If energy poverty had a face, it would be of a brown or black woman. And yet, there is a large gap of financing available for women energy entrepreneurs who have faced the problem first-hand. As we celebrate International Women’s Day this month, we must acknowledge that ecosystem support services for women entrepreneurs is critical for achieving energy access objectives under Sustainable Development Goal 7.
Currently, energy access investors have been focused on picking winners – so-called unicorns –that can scale their services to reach millions of customers. However, with 1.06 billion people still lacking access to basic electricity, many of them women living in urban slums and rural areas in Africa and Asia, a combination of unicorns and zebras (typically female-founded businesses that have slower growth, but sustainable returns) is needed to achieve SDG7, which calls for universal access to sustainable energy by 2030.
Regardless of the wealth and advancement of their economies, according to the Mastercard Index of Women Entrepreneurs, countries that have favourable entrepreneurial conditions for Small Medium Enterprises (SMEs) and good governance tend to have more women business owners. The backing of local SME financiers, local intermediaries and providing cheaper debt capital are a few ways to make energy investments more inclusive.
SMEs are the engines that drive an economy’s growth, create jobs, and are conducive for women in the workforce. Furthermore, when women energy entrepreneurs do receive financing, they create innovative approaches to furthering energy access to so-called ‘last mile’ populations, such as tapping into Self Help Groups, Village Loans and Savings Associations, Cooperatives, Community Based Organizations, schools and other institutions.
The lack of access to financing has long been identified as the biggest barrier for achieving SDG7 goals, especially in Least Developed Countries. Much of the capital flowing to renewable energy sectors in these countries is geared towards large-scale, infrastructure projects. Development Finance Institutions (DFIs) are a key stakeholder, filling the gap where the private sector is reluctant to participate.
Gender disparities, however, remain quite clear in terms of access to finance and investment flows. Women-owned businesses in developing countries typically are smaller businesses. Energy businesses popular with women, such as pico solar lantern distribution, retail, and small-scale production in briquettes and cooking stoves, tend to have low revenue and operate with slim margins. They are typically funded by grants rather than investment capital, making it difficult for micro and small businesses to grow. Most Microfinance Institutions have not supported energy entrepreneurs at the scale originally envisioned due to lack of expertise and experience with energy lending.

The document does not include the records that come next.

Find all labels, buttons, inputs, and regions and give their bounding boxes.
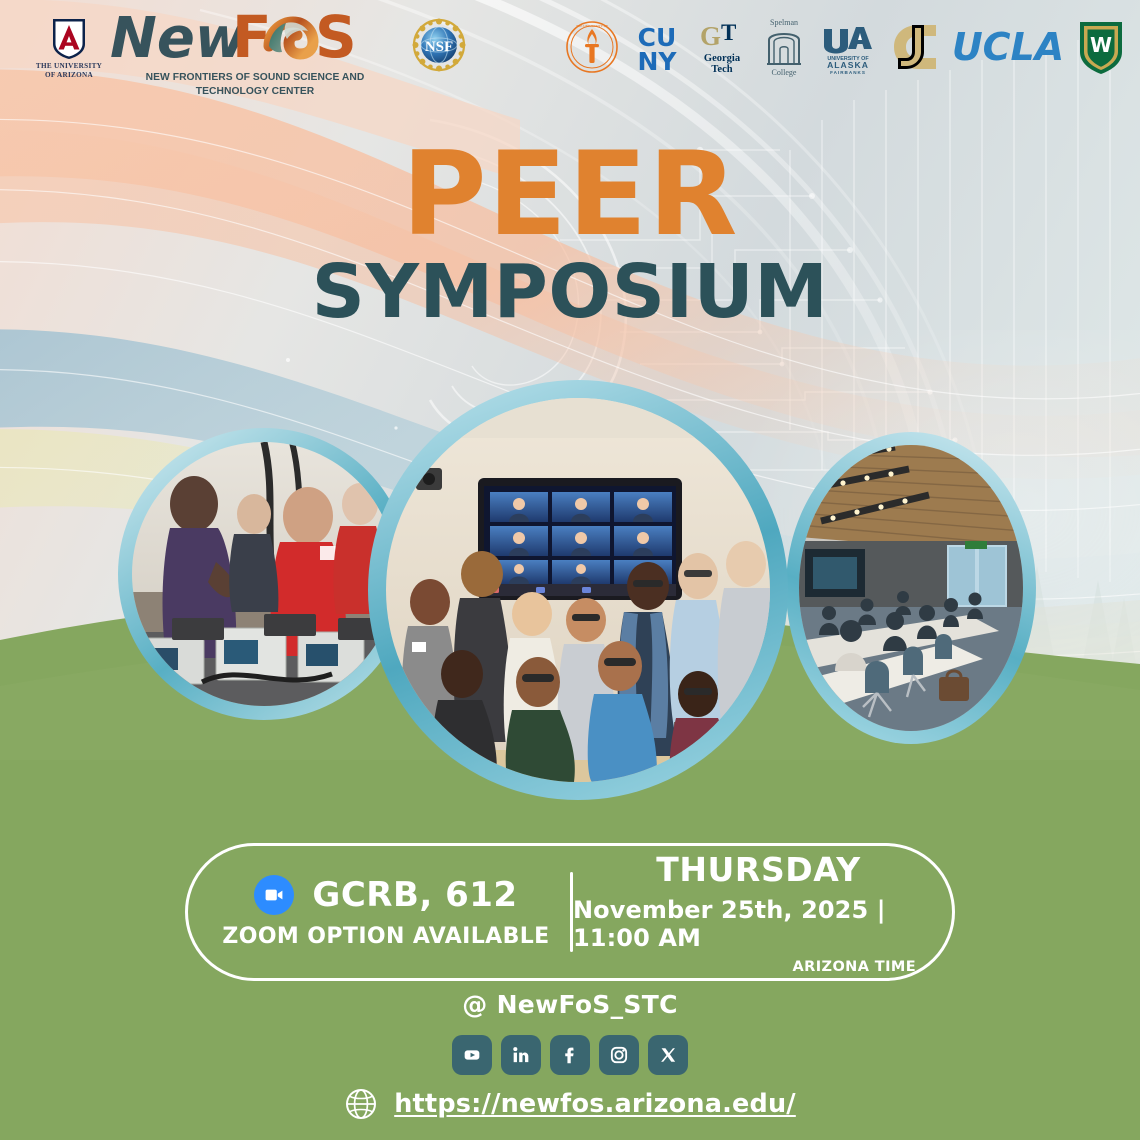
svg-text:College: College bbox=[772, 68, 797, 77]
svg-text:Tech: Tech bbox=[711, 64, 732, 75]
x-twitter-icon bbox=[657, 1044, 679, 1066]
website-row[interactable]: https://newfos.arizona.edu/ bbox=[344, 1087, 796, 1121]
facebook-icon bbox=[559, 1044, 581, 1066]
instagram-link[interactable] bbox=[599, 1035, 639, 1075]
globe-icon bbox=[344, 1087, 378, 1121]
svg-text:Georgia: Georgia bbox=[704, 53, 741, 64]
newfos-wordmark-icon: New F S bbox=[110, 8, 400, 70]
partner-logo-wayne-state: W bbox=[1076, 16, 1126, 78]
ua-line1: THE UNIVERSITY bbox=[36, 62, 102, 71]
zoom-option-note: ZOOM OPTION AVAILABLE bbox=[222, 924, 549, 949]
arizona-shield-icon bbox=[49, 16, 89, 60]
photo-circle-right bbox=[786, 432, 1036, 744]
zoom-video-icon bbox=[254, 875, 294, 915]
svg-text:ALASKA: ALASKA bbox=[827, 60, 869, 70]
event-date-time: November 25th, 2025 | 11:00 AM bbox=[573, 896, 944, 952]
room-row: GCRB, 612 bbox=[254, 875, 517, 915]
partner-logo-cuny: CU NY bbox=[632, 16, 682, 78]
newfos-tagline-line2: TECHNOLOGY CENTER bbox=[110, 85, 400, 99]
instagram-icon bbox=[608, 1044, 630, 1066]
svg-text:T: T bbox=[721, 20, 736, 45]
ua-logo-text: THE UNIVERSITY OF ARIZONA bbox=[36, 62, 102, 80]
georgia-tech-logo-icon: G T Georgia Tech bbox=[696, 18, 748, 76]
svg-text:New: New bbox=[110, 8, 247, 70]
svg-text:FAIRBANKS: FAIRBANKS bbox=[830, 70, 866, 75]
partner-logos: THE UNIVERSITY OF CU NY G T Georgia Tech bbox=[566, 14, 1126, 80]
newfos-tagline-line1: NEW FRONTIERS OF SOUND SCIENCE AND bbox=[110, 71, 400, 85]
poster-canvas: THE UNIVERSITY OF ARIZONA New F bbox=[0, 0, 1140, 1140]
photo-audience bbox=[799, 445, 1023, 731]
youtube-icon bbox=[461, 1044, 483, 1066]
newfos-tagline: NEW FRONTIERS OF SOUND SCIENCE AND TECHN… bbox=[110, 71, 400, 98]
youtube-link[interactable] bbox=[452, 1035, 492, 1075]
cuny-logo-icon: CU NY bbox=[632, 19, 682, 75]
social-links bbox=[452, 1035, 688, 1075]
facebook-link[interactable] bbox=[550, 1035, 590, 1075]
event-info-pill: GCRB, 612 ZOOM OPTION AVAILABLE THURSDAY… bbox=[185, 843, 955, 981]
uaf-logo-icon: UNIVERSITY OF ALASKA FAIRBANKS bbox=[820, 19, 876, 75]
nsf-seal-icon: NSF bbox=[411, 17, 467, 73]
svg-text:NY: NY bbox=[637, 47, 677, 75]
website-url[interactable]: https://newfos.arizona.edu/ bbox=[394, 1089, 796, 1119]
poster-header: THE UNIVERSITY OF ARIZONA New F bbox=[0, 0, 1140, 120]
event-timezone: ARIZONA TIME bbox=[793, 959, 916, 975]
ucla-logo-icon: UCLA bbox=[954, 24, 1062, 70]
x-twitter-link[interactable] bbox=[648, 1035, 688, 1075]
event-location-block: GCRB, 612 ZOOM OPTION AVAILABLE bbox=[188, 875, 570, 949]
photo-group-hybrid bbox=[386, 398, 770, 782]
torch-seal-icon: THE UNIVERSITY OF bbox=[566, 21, 618, 73]
partner-logo-georgia-tech: G T Georgia Tech bbox=[696, 16, 748, 78]
partner-logo-ucla: UCLA bbox=[954, 16, 1062, 78]
photo-circle-center bbox=[368, 380, 788, 800]
social-handle: @ NewFoS_STC bbox=[462, 990, 677, 1019]
event-datetime-block: THURSDAY November 25th, 2025 | 11:00 AM … bbox=[573, 850, 952, 975]
cu-logo-icon bbox=[890, 22, 940, 72]
svg-text:W: W bbox=[1090, 33, 1112, 57]
ua-line2: OF ARIZONA bbox=[36, 71, 102, 80]
nsf-label: NSF bbox=[425, 39, 453, 55]
svg-text:THE UNIVERSITY OF: THE UNIVERSITY OF bbox=[576, 24, 608, 28]
page-title-peer: PEER bbox=[0, 140, 1140, 249]
linkedin-icon bbox=[510, 1044, 532, 1066]
event-room: GCRB, 612 bbox=[312, 875, 517, 915]
svg-text:G: G bbox=[700, 21, 721, 51]
svg-text:Spelman: Spelman bbox=[770, 18, 798, 27]
university-of-arizona-logo: THE UNIVERSITY OF ARIZONA bbox=[30, 16, 108, 82]
partner-logo-spelman-college: Spelman College bbox=[762, 16, 806, 78]
photo-lab-demo bbox=[132, 442, 396, 706]
poster-title: PEER SYMPOSIUM bbox=[0, 140, 1140, 331]
partner-logo-univ-tennessee: THE UNIVERSITY OF bbox=[566, 16, 618, 78]
spelman-arch-icon: Spelman College bbox=[762, 16, 806, 78]
poster-footer: @ NewFoS_STC bbox=[0, 990, 1140, 1121]
wayne-state-shield-icon: W bbox=[1076, 18, 1126, 76]
photo-circle-left bbox=[118, 428, 410, 720]
event-day: THURSDAY bbox=[656, 850, 861, 889]
svg-text:S: S bbox=[315, 8, 357, 70]
partner-logo-uaf: UNIVERSITY OF ALASKA FAIRBANKS bbox=[820, 16, 876, 78]
partner-logo-cu-boulder bbox=[890, 16, 940, 78]
linkedin-link[interactable] bbox=[501, 1035, 541, 1075]
page-title-symposium: SYMPOSIUM bbox=[0, 255, 1140, 330]
newfos-logo: New F S NEW FRONTIERS OF SOUND SCIENCE A… bbox=[110, 8, 400, 112]
svg-text:UCLA: UCLA bbox=[954, 25, 1062, 69]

Tailored incubators and accelerators, such as ENVenture in Uganda, support local energy entrepreneurs by helping to make connections, facilitate introductions, extend networks, and provide mentorship. This type of facility especially supports women energy entrepreneurs in developing countries who typically require more training and financial literacy programs to improve their business growth. The key, however, is to offer both financing and mentorship. Without mentorship, many entrepreneurs become stuck in the difficulties of running a business and may use financing unwisely. Similarly, an entrepreneur who receives mentorship, but has difficulty accessing financing, is a creating a road leading to nowhere. Both are necessary for entrepreneurs to succeed.
Another way that ENVenture is tackling these issues is by partnering with Sustainable Energy for All on its People-Centered Accelerator, a global initiative aimed at advancing gender equality, social inclusion and women’s empowerment in the sustainable energy sector. Unlocking finance and collaborative mentoring are key priorities for the Accelerator, which is especially focused on delivering clean, affordable energy to under-served ‘last-mile’ populations.
Investing in women is not just altruistic; it makes good business sense and will increase access to modern energy. Global investments in women entrepreneurs are already extremely low; investors must not fall into the same pattern when investing in energy access. This is a uniquely gendered market that requires equal participation of women and men for universal energy access goals to truly be achieved.
This blog post is part of a series Sustainable Energy for All (SEforALL) is running throughout March related to our work and partners from the People-Centered Accelerator. The series has been timed to coincide with International Women’s Day on March 8, 2018.